= Ko-hsin movement =

1944–1947 Political faction within KMT

The Gexin movement or Ko-hsin movement (党政革新运动 (黨政革新運動, Dǎng zhèng géxīn yùndòng, Party and Government Innovation Movement)) was a political faction formed in 1944 within China's Kuomintang party. Composed largely of members of the CC Clique and Whampoa group, the movement's members opposed what they viewed as bureaucratic tendences and corruption within the KMT and sought to purge the party. By August 1947, the Gexin movement ceased to be an effective political force.

== Composition ==
The Gexin movement was a political faction formed in 1944 within China's Kuomintang party. It formed in response to the weakening of the Nationalist government, which was experiencing war weariness and a deteriorating economy. It was largely composed of younger Kuomintang members, particularly those associated with the Whampoa group or the CC Clique.

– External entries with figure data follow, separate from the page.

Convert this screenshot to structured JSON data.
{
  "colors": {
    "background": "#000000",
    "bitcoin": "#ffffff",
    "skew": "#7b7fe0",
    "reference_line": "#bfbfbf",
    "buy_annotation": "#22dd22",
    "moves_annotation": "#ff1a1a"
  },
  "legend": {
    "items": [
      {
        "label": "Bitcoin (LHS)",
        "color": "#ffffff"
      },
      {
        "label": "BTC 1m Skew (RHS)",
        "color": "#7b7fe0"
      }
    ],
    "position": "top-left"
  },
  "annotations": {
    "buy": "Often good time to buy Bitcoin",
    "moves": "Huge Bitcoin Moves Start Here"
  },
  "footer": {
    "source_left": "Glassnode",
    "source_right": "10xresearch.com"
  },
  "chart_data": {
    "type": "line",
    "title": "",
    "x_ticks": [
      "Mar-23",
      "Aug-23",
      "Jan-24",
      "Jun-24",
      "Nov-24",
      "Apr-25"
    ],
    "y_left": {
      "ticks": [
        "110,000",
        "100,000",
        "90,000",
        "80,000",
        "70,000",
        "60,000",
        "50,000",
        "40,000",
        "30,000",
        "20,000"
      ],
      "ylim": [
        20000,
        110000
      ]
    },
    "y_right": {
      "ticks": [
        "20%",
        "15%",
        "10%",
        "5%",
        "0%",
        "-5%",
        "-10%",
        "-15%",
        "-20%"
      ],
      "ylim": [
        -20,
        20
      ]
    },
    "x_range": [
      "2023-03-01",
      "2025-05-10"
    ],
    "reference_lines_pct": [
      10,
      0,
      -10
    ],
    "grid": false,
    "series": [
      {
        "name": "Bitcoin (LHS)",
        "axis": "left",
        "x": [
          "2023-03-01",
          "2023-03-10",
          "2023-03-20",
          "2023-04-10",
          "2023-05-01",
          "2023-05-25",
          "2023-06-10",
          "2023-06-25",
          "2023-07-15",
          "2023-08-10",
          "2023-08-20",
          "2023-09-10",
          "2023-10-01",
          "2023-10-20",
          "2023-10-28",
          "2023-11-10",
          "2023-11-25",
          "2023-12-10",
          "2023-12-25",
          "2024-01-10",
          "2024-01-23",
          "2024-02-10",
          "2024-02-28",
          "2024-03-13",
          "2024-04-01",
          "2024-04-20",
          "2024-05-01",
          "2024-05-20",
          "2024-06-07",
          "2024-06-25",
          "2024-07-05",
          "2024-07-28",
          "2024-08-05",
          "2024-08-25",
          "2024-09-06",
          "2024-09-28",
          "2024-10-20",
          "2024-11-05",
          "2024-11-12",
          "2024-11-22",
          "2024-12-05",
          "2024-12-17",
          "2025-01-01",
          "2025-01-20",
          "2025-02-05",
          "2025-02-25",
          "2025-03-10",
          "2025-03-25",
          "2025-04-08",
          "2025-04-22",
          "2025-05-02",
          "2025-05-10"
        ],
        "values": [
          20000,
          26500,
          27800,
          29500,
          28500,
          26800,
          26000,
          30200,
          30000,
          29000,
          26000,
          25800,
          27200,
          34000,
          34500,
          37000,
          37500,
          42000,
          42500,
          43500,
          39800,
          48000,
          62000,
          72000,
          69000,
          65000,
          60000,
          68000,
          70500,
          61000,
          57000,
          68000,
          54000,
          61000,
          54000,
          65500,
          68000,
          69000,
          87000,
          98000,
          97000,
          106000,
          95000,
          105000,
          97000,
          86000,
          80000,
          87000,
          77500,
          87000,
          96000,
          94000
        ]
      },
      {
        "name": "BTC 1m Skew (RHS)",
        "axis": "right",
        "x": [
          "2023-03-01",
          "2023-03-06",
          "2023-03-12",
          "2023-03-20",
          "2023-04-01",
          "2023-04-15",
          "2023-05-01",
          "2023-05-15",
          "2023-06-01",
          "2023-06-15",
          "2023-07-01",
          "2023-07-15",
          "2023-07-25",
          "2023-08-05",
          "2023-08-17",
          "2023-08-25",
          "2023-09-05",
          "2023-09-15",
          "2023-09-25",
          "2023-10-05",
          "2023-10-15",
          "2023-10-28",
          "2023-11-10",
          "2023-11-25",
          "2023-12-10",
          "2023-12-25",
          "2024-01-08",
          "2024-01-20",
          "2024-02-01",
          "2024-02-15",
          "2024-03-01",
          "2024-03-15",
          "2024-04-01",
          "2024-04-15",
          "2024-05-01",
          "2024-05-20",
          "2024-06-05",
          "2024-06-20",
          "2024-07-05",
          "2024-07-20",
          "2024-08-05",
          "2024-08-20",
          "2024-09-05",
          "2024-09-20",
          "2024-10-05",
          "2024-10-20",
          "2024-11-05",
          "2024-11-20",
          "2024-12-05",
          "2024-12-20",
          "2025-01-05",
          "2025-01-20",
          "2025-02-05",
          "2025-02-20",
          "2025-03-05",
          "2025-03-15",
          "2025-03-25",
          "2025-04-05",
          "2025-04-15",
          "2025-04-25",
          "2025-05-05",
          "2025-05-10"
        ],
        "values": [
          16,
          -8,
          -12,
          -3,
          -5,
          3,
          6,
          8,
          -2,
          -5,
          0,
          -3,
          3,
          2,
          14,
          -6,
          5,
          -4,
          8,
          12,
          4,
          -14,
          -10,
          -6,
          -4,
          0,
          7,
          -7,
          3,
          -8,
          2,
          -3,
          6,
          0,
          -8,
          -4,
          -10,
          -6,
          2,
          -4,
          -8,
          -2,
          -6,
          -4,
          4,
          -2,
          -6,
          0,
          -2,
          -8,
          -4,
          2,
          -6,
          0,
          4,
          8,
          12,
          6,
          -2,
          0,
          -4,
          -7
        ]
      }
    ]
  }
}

Initially, the group did little other than discuss their mutual dissatisfaction with the direction of the Nationalist government. Its initial members were part of the CC Clique, and the group began expanding outside of the CC Clique in advance of the Twelfth Plenum of the Kuomintang's Executive Committee, including with members of the Whampoa and Youth Corps factions. A number of these subsequent members had been leaders in the Blue Shirts Society during the 1930s.

== Political stances ==
The members of the Gexin movement were forceful of their criticisms of the government during the plenary session of the Kuomintang's Central Executive Committee on May 21, 1944. Chiang Kai-shek thereafter invited members of the group to meet with him regarding their views of political reform, which members of the group initially viewed as a political victory. However, Chiang did not act on any of the recommendations, later indicating that the Japanese Operation Ichigo offensive had taken political reform off the table until the KMT's Sixth Party Congress where it would be considered again.

Through the remainder of 1944 and into 1945, the Gexin movement continued to agitate for reform and develop its contacts with influential figures in the KMT.

At both the Sixth Party Congress in May 1945 and in the Second Plenum in 1946, the Gexin movement called for purging the KMT of bureaucratism, factionalism, and bureaucratic capitalism via a general review of party membership.

The Gexin movement strongly opposed H.H. Kung in the period leading to Kung's resignation. It viewed Kung as incompetent, indecisive, and lacking a progressive spirit.

The Gexin movement opposed the Sino-Soviet treaty negotiated in the final days of the Second Sino-Japanese War. It opposed the proposal for a post-war coalition government between the Nationalists and the Communists which George C. Marshall unsuccessfully sought to broker during the Marshall Mission.

The Gexin movement was a major political force within the KMT in early 1947. It was among the most aggressive critics of T.V. Soong following the Nationalist government's financial crisis in early 1947. The group emphasized his bureaucratic capitalism, a phrase likely adopted from the communists' criticisms of Soong. The Gexin movement influenced many newspapers' criticisms of Soong. The group's criticisms of Soong were also echoed in the Legislative Yuan.

== End of movement ==
After March 1947, the political power of the Gexin movement decreased. In August 1947, the movement stopped publishing its official journal and the group ceased to be an effective political force. Some of its members, however, continued to coordinate legislative activities.

Historian Lloyd Eastman attributes the Gexin movement's disintegration to a lack of success in effectuating reform or purging the KMT as well as increasing rivalry between members of the Youth Corps faction and the CC Clique members. Eastman writes that although the Gexin movement criticized factionalism within the KMT, the movement itself "had been simply another faction within the disorderly constellation of factions known as the Nationalist regime."